You are either looking to establish a new data warehouse/data lake/data mart on the cloud, or migrate/expand an existing on-premise solution. As a first step, you need to determine if AWS Redshift, one of the most popular cloud Data Warehouse Platform as a Service, is the right fit for your need. Most people might just consider the apparent evaluation factors of performance, cost, security, support and compatibility (with data integration, BI & Analytical tools). I am not going to dwell into them as you would find numerous posts discussing the same. I am going to take up a fundamental criterion and evaluate the Redshift fit for it.
The foremost criteria to consider would be your immediate and mid-term (next 3 years) use cases of your data warehouse. Are they primarily analytical workloads, or Business Intelligence with a mix of some analytical workloads? The answer to this question would first determine the governing architecture:
Enterprise Data Warehouse (EDW):An enterprise data warehouse that is integrated, subject-area driven and is optimized for large query processing with support for mixed workloads is better suited for primarily Business Intelligence with a mix of some Analytical workload.
Logical Data Warehouse (LDW):A Logical Data Warehouse that uses repositories, virtualization and distributed processing is well suited for large Analytical workloads with a mix of some Business Intelligence.

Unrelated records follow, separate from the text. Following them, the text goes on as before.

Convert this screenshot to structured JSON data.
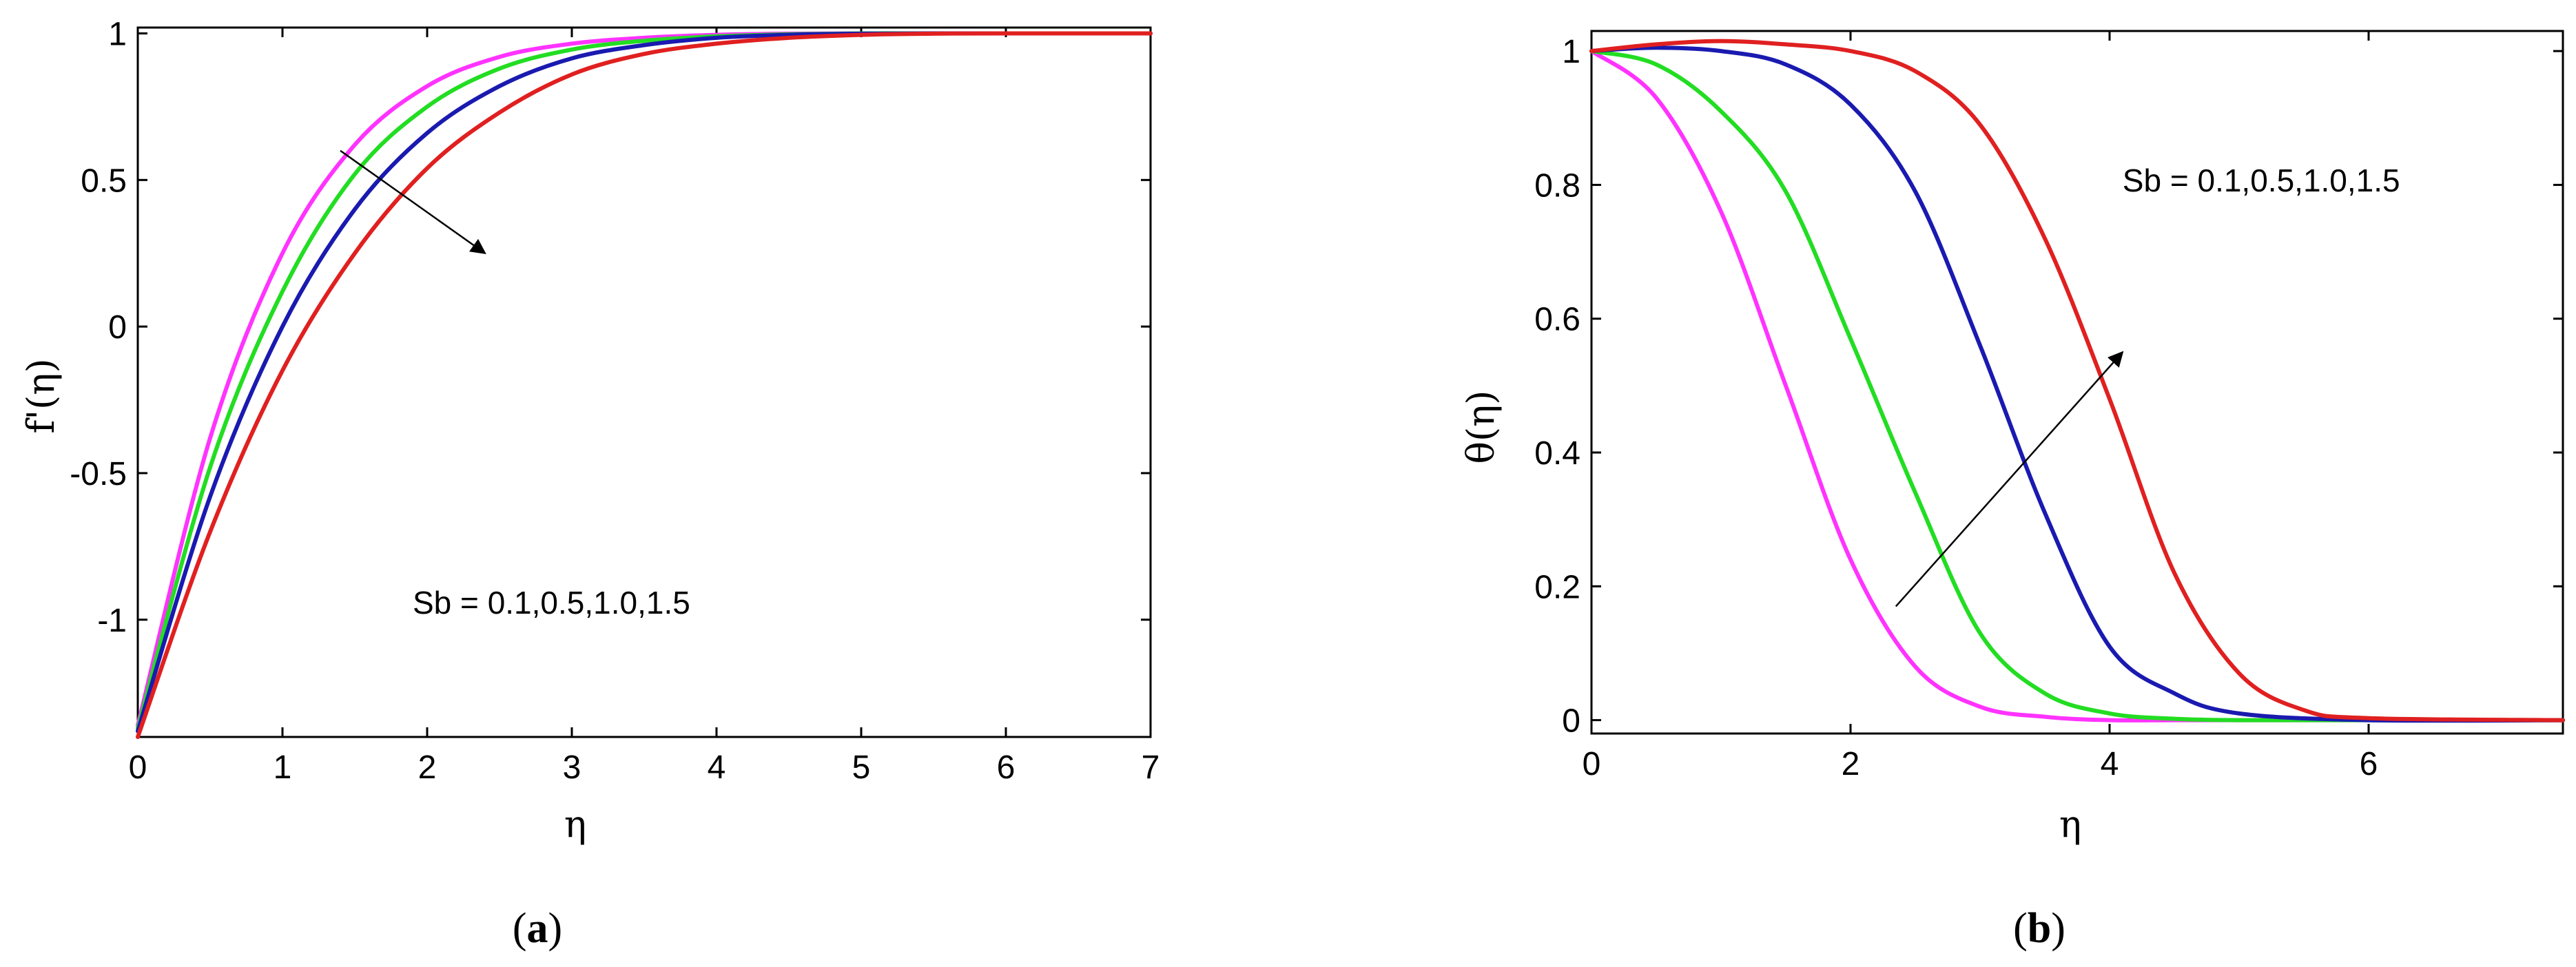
{
  "colors": {
    "magenta": "#ff33ff",
    "green": "#22dd22",
    "blue": "#1a1ab0",
    "red": "#e02020"
  },
  "chart_data": [
    {
      "id": "a",
      "type": "line",
      "caption_open": "(",
      "caption_letter": "a",
      "caption_close": ")",
      "ylabel": "f'(η)",
      "xlabel": "η",
      "xlim": [
        0,
        7
      ],
      "ylim": [
        -1.4,
        1.02
      ],
      "xticks": [
        0,
        1,
        2,
        3,
        4,
        5,
        6,
        7
      ],
      "yticks": [
        -1,
        -0.5,
        0,
        0.5,
        1
      ],
      "annotation": "Sb = 0.1,0.5,1.0,1.5",
      "series": [
        {
          "color": "magenta",
          "x": [
            0,
            0.5,
            1,
            1.5,
            2,
            2.5,
            3,
            3.5,
            4,
            4.5,
            5,
            5.5,
            6,
            7
          ],
          "y": [
            -1.36,
            -0.38,
            0.25,
            0.62,
            0.82,
            0.92,
            0.965,
            0.985,
            0.995,
            0.999,
            1.0,
            1.0,
            1.0,
            1.0
          ]
        },
        {
          "color": "green",
          "x": [
            0,
            0.5,
            1,
            1.5,
            2,
            2.5,
            3,
            3.5,
            4,
            4.5,
            5,
            5.5,
            6,
            7
          ],
          "y": [
            -1.37,
            -0.48,
            0.12,
            0.52,
            0.75,
            0.88,
            0.945,
            0.975,
            0.99,
            0.997,
            1.0,
            1.0,
            1.0,
            1.0
          ]
        },
        {
          "color": "blue",
          "x": [
            0,
            0.5,
            1,
            1.5,
            2,
            2.5,
            3,
            3.5,
            4,
            4.5,
            5,
            5.5,
            6,
            7
          ],
          "y": [
            -1.38,
            -0.58,
            0.0,
            0.4,
            0.66,
            0.82,
            0.915,
            0.96,
            0.985,
            0.995,
            0.999,
            1.0,
            1.0,
            1.0
          ]
        },
        {
          "color": "red",
          "x": [
            0,
            0.5,
            1,
            1.5,
            2,
            2.5,
            3,
            3.5,
            4,
            4.5,
            5,
            5.5,
            6,
            7
          ],
          "y": [
            -1.4,
            -0.7,
            -0.15,
            0.25,
            0.54,
            0.73,
            0.86,
            0.93,
            0.965,
            0.985,
            0.995,
            0.999,
            1.0,
            1.0
          ]
        }
      ],
      "arrow": {
        "from": [
          1.4,
          0.6
        ],
        "to": [
          2.4,
          0.25
        ]
      },
      "annotation_pos": [
        1.9,
        -0.98
      ]
    },
    {
      "id": "b",
      "type": "line",
      "caption_open": "(",
      "caption_letter": "b",
      "caption_close": ")",
      "ylabel": "θ(η)",
      "xlabel": "η",
      "xlim": [
        0,
        7.5
      ],
      "ylim": [
        -0.02,
        1.03
      ],
      "xticks": [
        0,
        2,
        4,
        6
      ],
      "yticks": [
        0,
        0.2,
        0.4,
        0.6,
        0.8,
        1
      ],
      "annotation": "Sb = 0.1,0.5,1.0,1.5",
      "series": [
        {
          "color": "magenta",
          "x": [
            0,
            0.5,
            1,
            1.5,
            2,
            2.5,
            3,
            3.5,
            4,
            4.5,
            5,
            6,
            7.5
          ],
          "y": [
            1.0,
            0.93,
            0.76,
            0.5,
            0.24,
            0.08,
            0.02,
            0.005,
            0.0,
            0.0,
            0.0,
            0.0,
            0.0
          ]
        },
        {
          "color": "green",
          "x": [
            0,
            0.5,
            1,
            1.5,
            2,
            2.5,
            3,
            3.5,
            4,
            4.5,
            5,
            6,
            7.5
          ],
          "y": [
            1.0,
            0.98,
            0.91,
            0.79,
            0.57,
            0.34,
            0.13,
            0.04,
            0.01,
            0.002,
            0.0,
            0.0,
            0.0
          ]
        },
        {
          "color": "blue",
          "x": [
            0,
            0.5,
            1,
            1.5,
            2,
            2.5,
            3,
            3.5,
            4,
            4.5,
            5,
            6,
            7.5
          ],
          "y": [
            1.0,
            1.005,
            1.0,
            0.98,
            0.92,
            0.79,
            0.56,
            0.31,
            0.11,
            0.04,
            0.01,
            0.0,
            0.0
          ]
        },
        {
          "color": "red",
          "x": [
            0,
            0.5,
            1,
            1.5,
            2,
            2.5,
            3,
            3.5,
            4,
            4.5,
            5,
            5.5,
            6,
            7.5
          ],
          "y": [
            1.0,
            1.01,
            1.015,
            1.01,
            1.0,
            0.97,
            0.89,
            0.72,
            0.48,
            0.22,
            0.07,
            0.015,
            0.003,
            0.0
          ]
        }
      ],
      "arrow": {
        "from": [
          2.35,
          0.17
        ],
        "to": [
          4.1,
          0.55
        ]
      },
      "annotation_pos": [
        4.1,
        0.79
      ]
    }
  ]
}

In the recent years, Redshift has been able to significantly improve its performance as a EDW provider and add critical features such as continuous data loading through Kinesis firehose and enhanced management of copious amounts of data, making it well suited as an EDW Solution. Although Teradata, still considered as the industry leader, also available on AWS marketplace, is a better suited option for only its existing customers.
In the case of a Data Management Solution for LDW Redshift had been considered infeasible due to its lack of support for managing data variety and volume from various sources. Products such as Teradata’s Virtual Query or Microsoft’s PolyBase has helped position the competitors as better alternatives for establishing what some may call as Unified Data. The introduction of Redshift Spectrum in early 2017 has changed this position. With Redshift Spectrum, you can extend the analytic power of Amazon Redshift beyond data stored on local disks in your data warehouse to query vast amounts of unstructured data in your Amazon S3 “data lake” — without having to load or transform any data. This gives you the freedom to store the data where you want in the format you want and it is available for processing when you need it.

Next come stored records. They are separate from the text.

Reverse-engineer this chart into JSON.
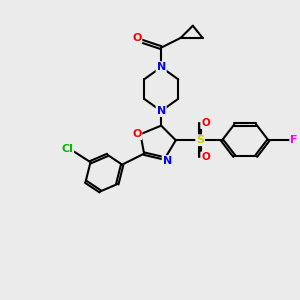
{
  "bg_color": "#ebebeb",
  "bond_color": "#000000",
  "bond_width": 1.5,
  "atom_colors": {
    "N": "#0000ff",
    "O": "#ff0000",
    "S": "#cccc00",
    "Cl": "#00bb00",
    "F": "#ff00ff",
    "C": "#000000"
  },
  "figsize": [
    3.0,
    3.0
  ],
  "dpi": 100,
  "xlim": [
    0,
    12
  ],
  "ylim": [
    0,
    12
  ]
}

In short, with the regular roll out of features Redshift is a viable data management solution that would support the architecture of choice. It also scores well in criteria such as performance, cost, security, support and compatibility. With the constant roll out of features, it is prudent to arm yourself with a specialized consulting partner to establish the right logical and physical architecture for not only scalability and performance but also accelerate the implementation of your business use cases.